Akhirnya terpaksa Malik setuju pulang setelah melihat Tania memijat kakinya sendiri. Dia membawa belanjaan di tangannya. Sedangkan tangan Tania melingkar erat di tangannya. Mereka tidak tahu jika ada dua pasang mata yang terus memperhatikan dari tadi.
"Kamu yakin sayang. Akan membuat hubungan pasangan suami istri itu rusak?" tanya Iqbal 0ada Mely yang terus menatap geram.
Sambil mengaduk jus di tangannya. Dia pun menjawab pertanyaan Iqbal penuh keyakinan. "Aku pasti bisa membuat pria itu menikah denganku.
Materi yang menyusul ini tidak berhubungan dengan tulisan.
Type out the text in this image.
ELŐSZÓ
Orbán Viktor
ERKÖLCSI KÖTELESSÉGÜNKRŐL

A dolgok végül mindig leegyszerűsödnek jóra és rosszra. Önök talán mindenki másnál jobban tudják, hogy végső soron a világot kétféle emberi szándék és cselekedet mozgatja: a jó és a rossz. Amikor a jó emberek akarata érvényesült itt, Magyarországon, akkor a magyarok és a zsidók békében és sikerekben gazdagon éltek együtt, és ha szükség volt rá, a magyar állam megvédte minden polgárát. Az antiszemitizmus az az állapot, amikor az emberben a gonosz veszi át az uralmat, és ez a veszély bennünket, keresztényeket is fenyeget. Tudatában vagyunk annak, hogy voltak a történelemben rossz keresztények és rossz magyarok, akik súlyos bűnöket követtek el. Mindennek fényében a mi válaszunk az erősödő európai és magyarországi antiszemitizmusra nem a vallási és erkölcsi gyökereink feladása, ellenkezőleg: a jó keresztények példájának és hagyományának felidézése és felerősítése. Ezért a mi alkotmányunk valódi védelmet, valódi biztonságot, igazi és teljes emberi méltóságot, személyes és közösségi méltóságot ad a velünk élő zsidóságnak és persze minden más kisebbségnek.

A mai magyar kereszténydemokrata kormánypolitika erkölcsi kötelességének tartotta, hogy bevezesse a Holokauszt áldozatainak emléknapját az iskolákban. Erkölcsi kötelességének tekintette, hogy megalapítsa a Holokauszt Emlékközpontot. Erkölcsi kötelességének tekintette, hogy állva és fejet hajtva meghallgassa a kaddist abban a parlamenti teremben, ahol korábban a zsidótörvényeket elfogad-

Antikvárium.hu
Bukannya kamu juga suka uang? Dia adalah sumber uang kita." Bibir Mely tersenyum lebar. Namun, tetap saja ada rasa amarah yang bergemuruh di dalam dada. Dia cemburu dan iri melihat hubungan Malik dan istrinya.
Dua jam menempuh perjalanan. Akhirnya Malik dan Tania sampai ke rumah. Sebelum jam lima sore. Bu Fatma sudah menunggu dengan tangan yang dilipat di dada.
"Malik. Mama mau bicara sebentar!" cegah Bu Fatma saat Malik mau menaiki anak tangga. Langkah Malik dan Tania terhenti bersama.
Tania langsung naik ke lantai atas menurut perintah Malik. Dia membawa belanjaan yang ada di tangan Malik. Sementara Malik menuju ruang tamu menemui Bu Fatma yang sejak tadi uring-uringan.
Malik duduk tepat di hadapan mamanya. Bu Fatma memandang wajah Malik seakan masih ragu jika menantunya hamil. Suasana mendadak hening, Darmi yang melihat dua majikannya yang memasang wajah angkernya merasa takut sendiri.
"Apa benar Rania hamil?" tanya Bu Fatma akhirnya mengeluarkan suara.
"Ya Allah, Ma. Jadi Mama masih belum percaya Rania hamil?" Malik balik bertanya dengan nada heran. Malik mengeluarkan amplop putih dari saku bajunya. Dia menaruh amplop tersebut di atas meja.
"Silahkan Mama buka dan lihat sendiri!"
Bu Fatma langsung menyambar amplop putih di atas meja. Dia membukanya dengan penuh rasa penasaran. Di dalamnya ada sebuah alat tespek yang memperlihatkan dua garis merah, hasil foto USG dan kartu tanda berkunjung yang diberikan dokter kandungan.
"Malik mau mandi dan salat dulu," ucap Malik beranjak dari tempat duduknya.
"Jangan lupa Mely dan Tante Sarah akan datang. Kamu harus ikut menyambut kedatangan mereka. Jangan biarkan Rania turun dari kamarnya," cetus Bu Fatma.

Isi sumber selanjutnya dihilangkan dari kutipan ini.